Back in 2014, Apple launched a massive project, code-named Titan, to build a car. But a couple of years later, Apple is drastically scaling back its ambitions. According to Bloomberg, the company has given up on the auto-manufacturing dream entirely. Instead, it’s focusing on writing self-driving car software that could power cars manufactured by traditional automakers.
Silicon Valley moguls have gotten into the habit of jumping into new industries and quickly turning them upside down — as Apple’s iPhone did to the cellphone industry. But Apple’s car struggles are a reminder that not every industry is as ripe for disruption.
Manufacturing a car is really hard. And succeeding at it requires a different kind of corporate DNA than succeeding in the computing sector. Tesla has been slogging through these challenges head on for a decade, and profitability is still years away. Google seems to have decided that car manufacturing isn’t worth it — it’s focused on creating software that will eventually run on cars manufactured by others.
Now Apple seems to be seeing the wisdom of Google’s approach, implicitly conceding that car companies have unique capabilities that Silicon Valley can’t easily duplicate.
Why car manufacturing is so difficult
The best explanation I’ve seen of Silicon Valley’s struggles to build its own cars comes from industry analyst Edward Niedermeyer, whom I interviewed earlier this year.
Niedermeyer pointed out that cars are complex products with hundreds of moving parts, and customers expect them to work reliably for years, over tens of thousands of miles, and in all kinds of terrain and weather conditions. These challenges are magnified by the massive scale required to turn a profit in the car business — which means that every production mistake costs millions of dollars to fix.
That means that succeeding in the car business requires a degree of regimentation that’s rare in Silicon Valley, where innovation is often valued more than flawless execution. Car companies plan the manufacturing process in great detail and have extensive systems for detecting and fixing flaws. Building up the necessary knowledge, equipment, and organizational structure takes years — even decades — of expensive trial and error.
Niedermeyer offered an example of the kind of challenge Tesla has faced as it has tried to grow from a luxury carmaker into a mainstream one:
A great example is the problem of mold growing from inside the Model S's roof, particularly in Norwegian cars.
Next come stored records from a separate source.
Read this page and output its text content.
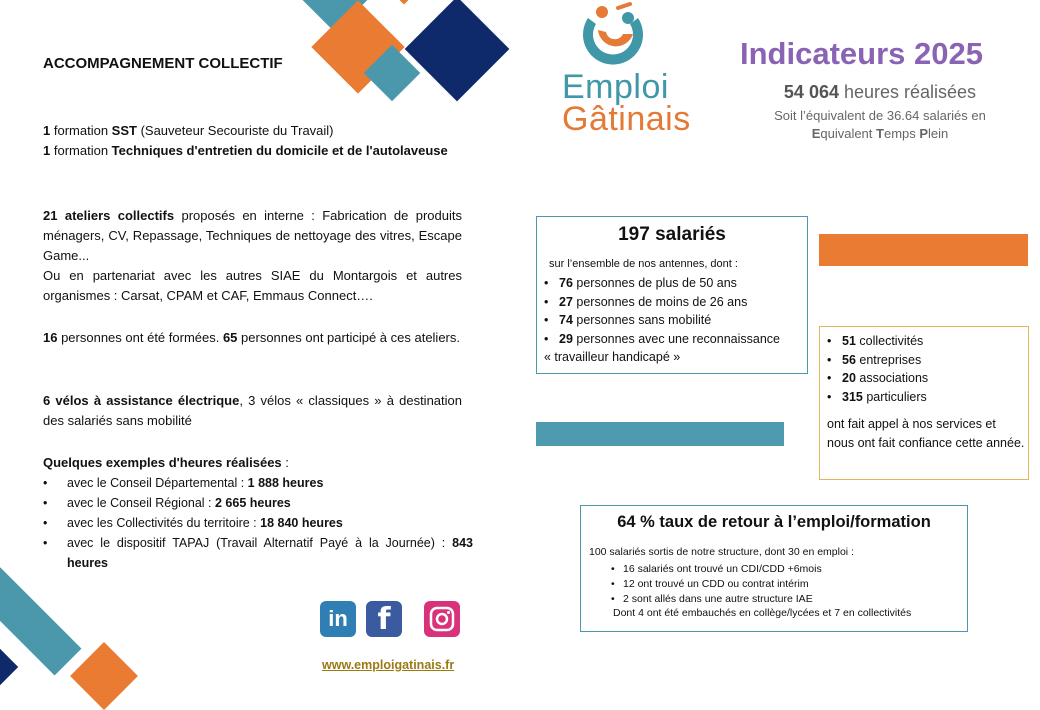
ACCOMPAGNEMENT COLLECTIF

1 formation SST (Sauveteur Secouriste du Travail)

1 formation Techniques d'entretien du domicile et de l'autolaveuse

21 ateliers collectifs proposés en interne : Fabrication de produits ménagers, CV, Repassage, Techniques de nettoyage des vitres, Escape Game...

Ou en partenariat avec les autres SIAE du Montargois et autres organismes : Carsat, CPAM et CAF, Emmaus Connect….

16 personnes ont été formées. 65 personnes ont participé à ces ateliers.

6 vélos à assistance électrique, 3 vélos « classiques » à destination des salariés sans mobilité

Quelques exemples d'heures réalisées :

•	avec le Conseil Départemental : 1 888 heures
•	avec le Conseil Régional : 2 665 heures
•	avec les Collectivités du territoire : 18 840 heures
•	avec le dispositif TAPAJ (Travail Alternatif Payé à la Journée) : 843 heures
in f
www.emploigatinais.fr
Emploi
Gâtinais
Indicateurs 2025
54 064 heures réalisées
Soit l’équivalent de 36.64 salariés en
Equivalent Temps Plein
197 salariés
sur l’ensemble de nos antennes, dont :
• 76 personnes de plus de 50 ans
• 27 personnes de moins de 26 ans
• 74 personnes sans mobilité
• 29 personnes avec une reconnaissance
« travailleur handicapé »
• 51 collectivités
• 56 entreprises
• 20 associations
• 315 particuliers
ont fait appel à nos services et nous ont fait confiance cette année.
64 % taux de retour à l’emploi/formation
100 salariés sortis de notre structure, dont 30 en emploi :
• 16 salariés ont trouvé un CDI/CDD +6mois
• 12 ont trouvé un CDD ou contrat intérim
• 2 sont allés dans une autre structure IAE
Dont 4 ont été embauchés en collège/lycées et 7 en collectivités
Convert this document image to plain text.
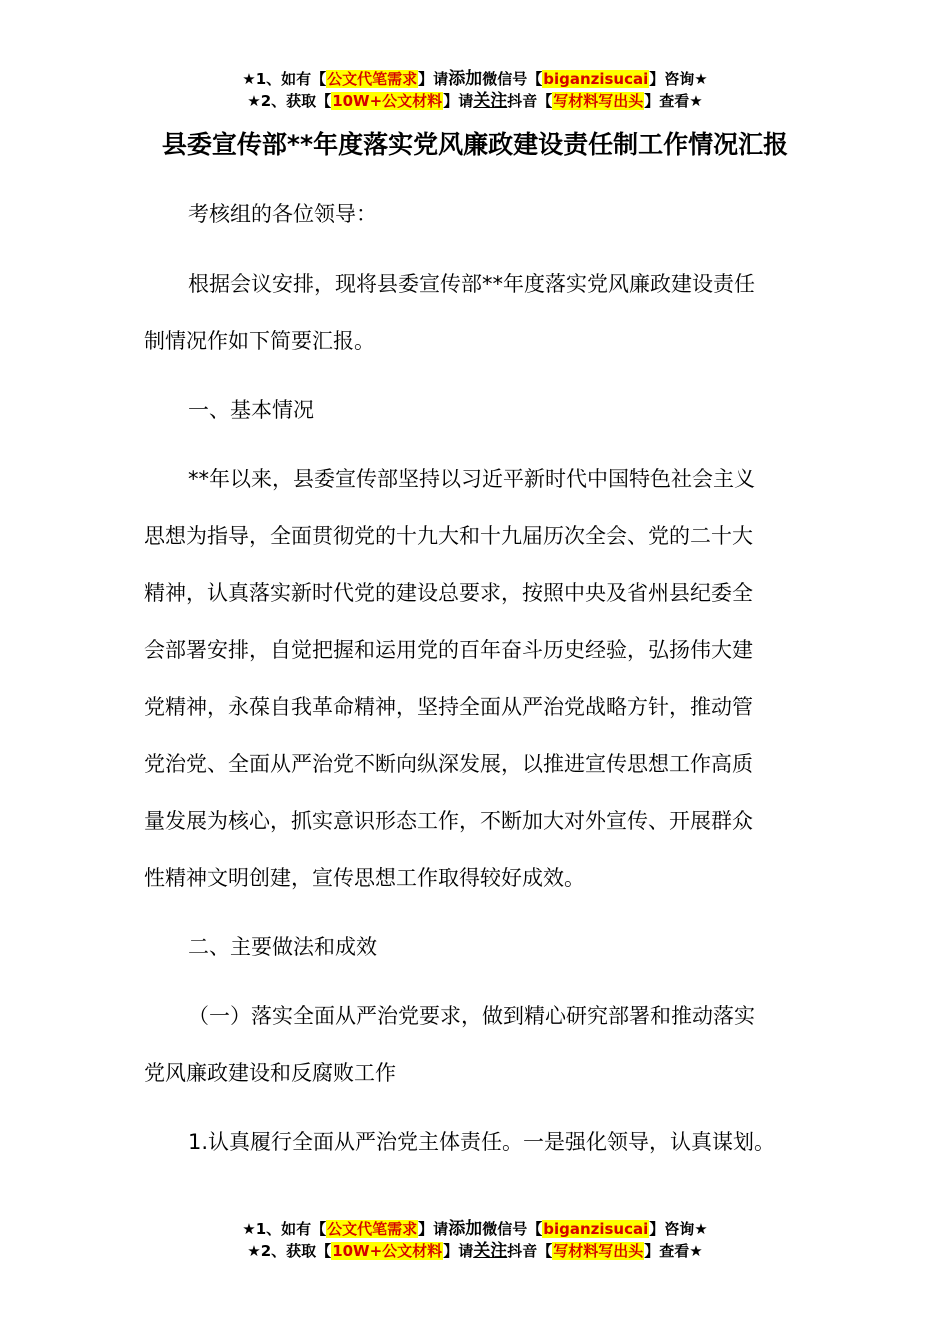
★1、如有【公文代笔需求】请添加微信号【biganzisucai】咨询★
★2、获取【10W+公文材料】请关注抖音【写材料写出头】查看★
县委宣传部**年度落实党风廉政建设责任制工作情况汇报

考核组的各位领导：

根据会议安排，现将县委宣传部**年度落实党风廉政建设责任

制情况作如下简要汇报。

一、基本情况

**年以来，县委宣传部坚持以习近平新时代中国特色社会主义

思想为指导，全面贯彻党的十九大和十九届历次全会、党的二十大

精神，认真落实新时代党的建设总要求，按照中央及省州县纪委全

会部署安排，自觉把握和运用党的百年奋斗历史经验，弘扬伟大建

党精神，永葆自我革命精神，坚持全面从严治党战略方针，推动管

党治党、全面从严治党不断向纵深发展，以推进宣传思想工作高质

量发展为核心，抓实意识形态工作，不断加大对外宣传、开展群众

性精神文明创建，宣传思想工作取得较好成效。

二、主要做法和成效

（一）落实全面从严治党要求，做到精心研究部署和推动落实

党风廉政建设和反腐败工作

1.认真履行全面从严治党主体责任。一是强化领导，认真谋划。

★1、如有【公文代笔需求】请添加微信号【biganzisucai】咨询★
★2、获取【10W+公文材料】请关注抖音【写材料写出头】查看★
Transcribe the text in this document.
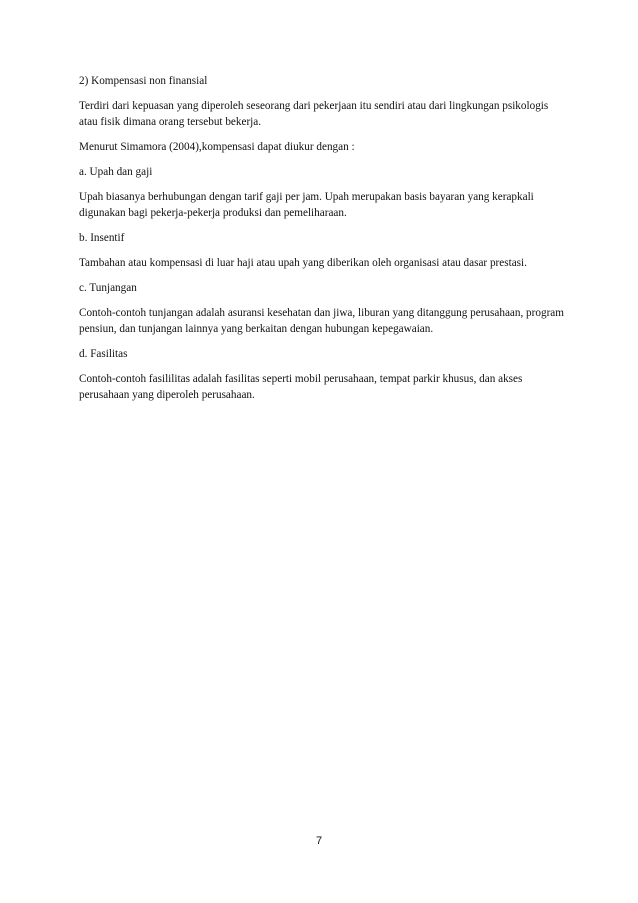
2) Kompensasi non finansial

Terdiri dari kepuasan yang diperoleh seseorang dari pekerjaan itu sendiri atau dari lingkungan psikologis atau fisik dimana orang tersebut bekerja.

Menurut Simamora (2004),kompensasi dapat diukur dengan :

a. Upah dan gaji

Upah biasanya berhubungan dengan tarif gaji per jam. Upah merupakan basis bayaran yang kerapkali digunakan bagi pekerja-pekerja produksi dan pemeliharaan.

b. Insentif

Tambahan atau kompensasi di luar haji atau upah yang diberikan oleh organisasi atau dasar prestasi.

c. Tunjangan

Contoh-contoh tunjangan adalah asuransi kesehatan dan jiwa, liburan yang ditanggung perusahaan, program pensiun, dan tunjangan lainnya yang berkaitan dengan hubungan kepegawaian.

d. Fasilitas

Contoh-contoh fasililitas adalah fasilitas seperti mobil perusahaan, tempat parkir khusus, dan akses perusahaan yang diperoleh perusahaan.

7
Because its large panoramic sunroof is difficult to manufacture and install to a precise specification, Model S roofs often leak. A lot of those leaks are so small that customers might not notice. But because Tesla used an organic-fiber pad at the edge of the sunroof, aggressive molds invade at alarming rates in certain climates.
Of course, an iPhone is also a complex product with many components that have to fit together perfectly. But cars are much bigger, have a lot of moving parts, include many different types of material, and are expected to work in punishing conditions ranging from blizzards to tropical rains. That means there are a lot more ways a car can break down, and there’s no substitute for years of experience testing cars in a wide variety of real-world conditions.
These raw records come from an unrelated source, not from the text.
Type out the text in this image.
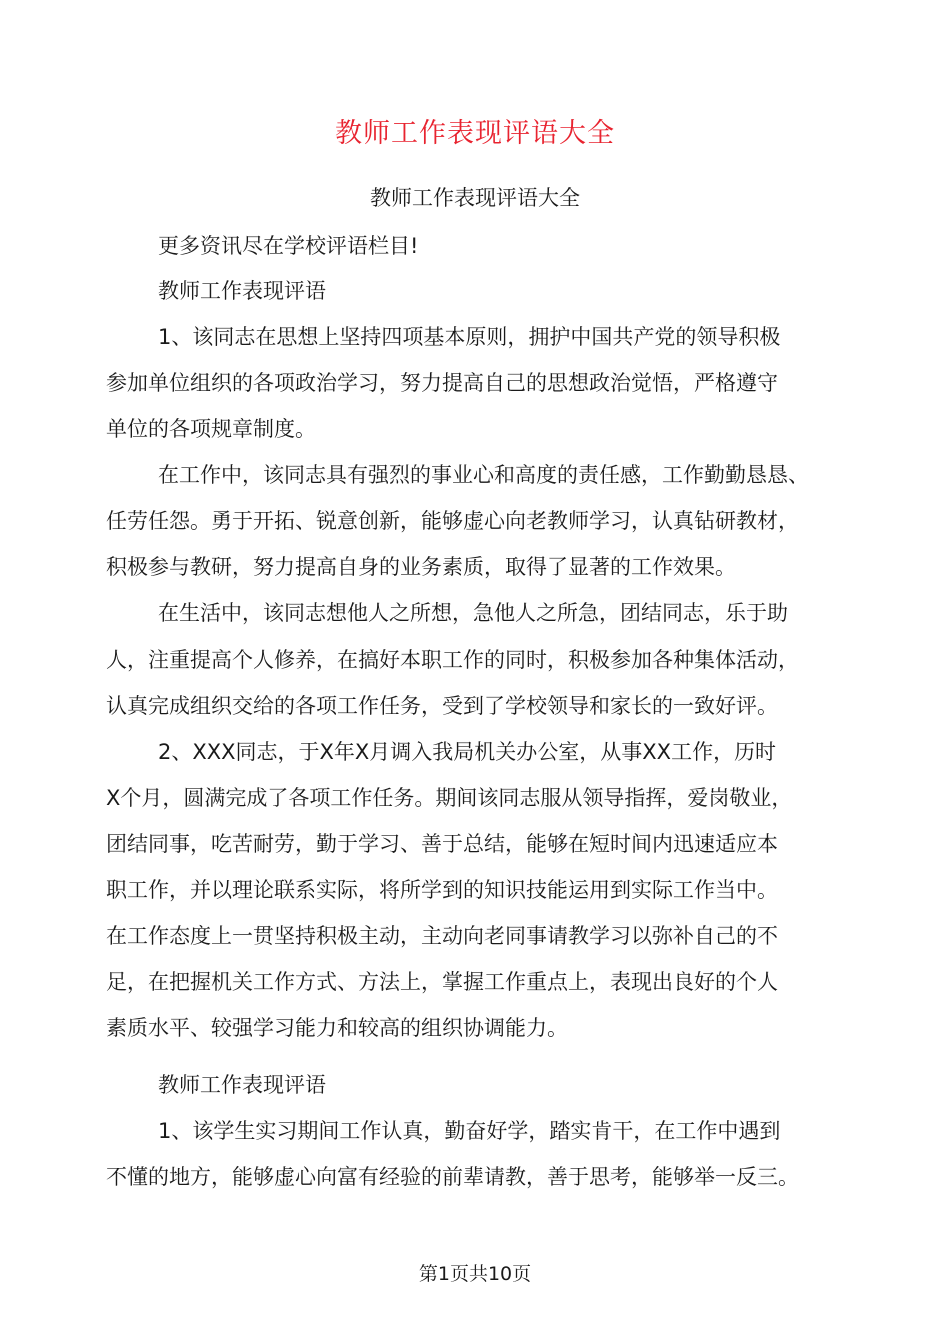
教师工作表现评语大全
教师工作表现评语大全
更多资讯尽在学校评语栏目!
教师工作表现评语
1、该同志在思想上坚持四项基本原则，拥护中国共产党的领导积极
参加单位组织的各项政治学习，努力提高自己的思想政治觉悟，严格遵守
单位的各项规章制度。
在工作中，该同志具有强烈的事业心和高度的责任感，工作勤勤恳恳、
任劳任怨。勇于开拓、锐意创新，能够虚心向老教师学习，认真钻研教材，
积极参与教研，努力提高自身的业务素质，取得了显著的工作效果。
在生活中，该同志想他人之所想，急他人之所急，团结同志，乐于助
人，注重提高个人修养，在搞好本职工作的同时，积极参加各种集体活动，
认真完成组织交给的各项工作任务，受到了学校领导和家长的一致好评。
2、XXX同志，于X年X月调入我局机关办公室，从事XX工作，历时
X个月，圆满完成了各项工作任务。期间该同志服从领导指挥，爱岗敬业，
团结同事，吃苦耐劳，勤于学习、善于总结，能够在短时间内迅速适应本
职工作，并以理论联系实际，将所学到的知识技能运用到实际工作当中。
在工作态度上一贯坚持积极主动，主动向老同事请教学习以弥补自己的不
足，在把握机关工作方式、方法上，掌握工作重点上，表现出良好的个人
素质水平、较强学习能力和较高的组织协调能力。
教师工作表现评语
1、该学生实习期间工作认真，勤奋好学，踏实肯干，在工作中遇到
不懂的地方，能够虚心向富有经验的前辈请教，善于思考，能够举一反三。
第1页共10页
Tech companies and car companies are natural partners
Of course, just as technology companies can’t easily duplicate car companies’ manufacturing prowess, the same is true in reverse. Building great software requires a particular culture, structure, and set of skills that technology companies have and car companies mostly don’t. Which is why car companies and technology companies are increasingly rushing into each other’s arms.
And so far, it looks like technology companies have the upper hand. There are only a handful of major technology companies known to be working on self-driving car software — Apple, Google, and Tesla are most prominent — whereas there are lots of car companies looking for tech sector partners. So if Apple can develop self-driving software that rivals Google and Uber’s, it won’t be hard to find automakers eager to incorporate its software into their cars.
Focusing on self-driving software allows Apple to keep its options open. It can potentially work with several different car companies and focus resources on the partnerships that prove the most promising.
This leaves Tesla as the only Silicon Valley company trying to bring Apple’s traditional strategy of selling both hardware and software over to auto manufacturing. Tesla is betting that doing both will allow it to reimagine the way cars are designed and deliver a more elegant, compelling product. But there’s a big risk that CEO Elon Musk has simply bitten off more than he can chew.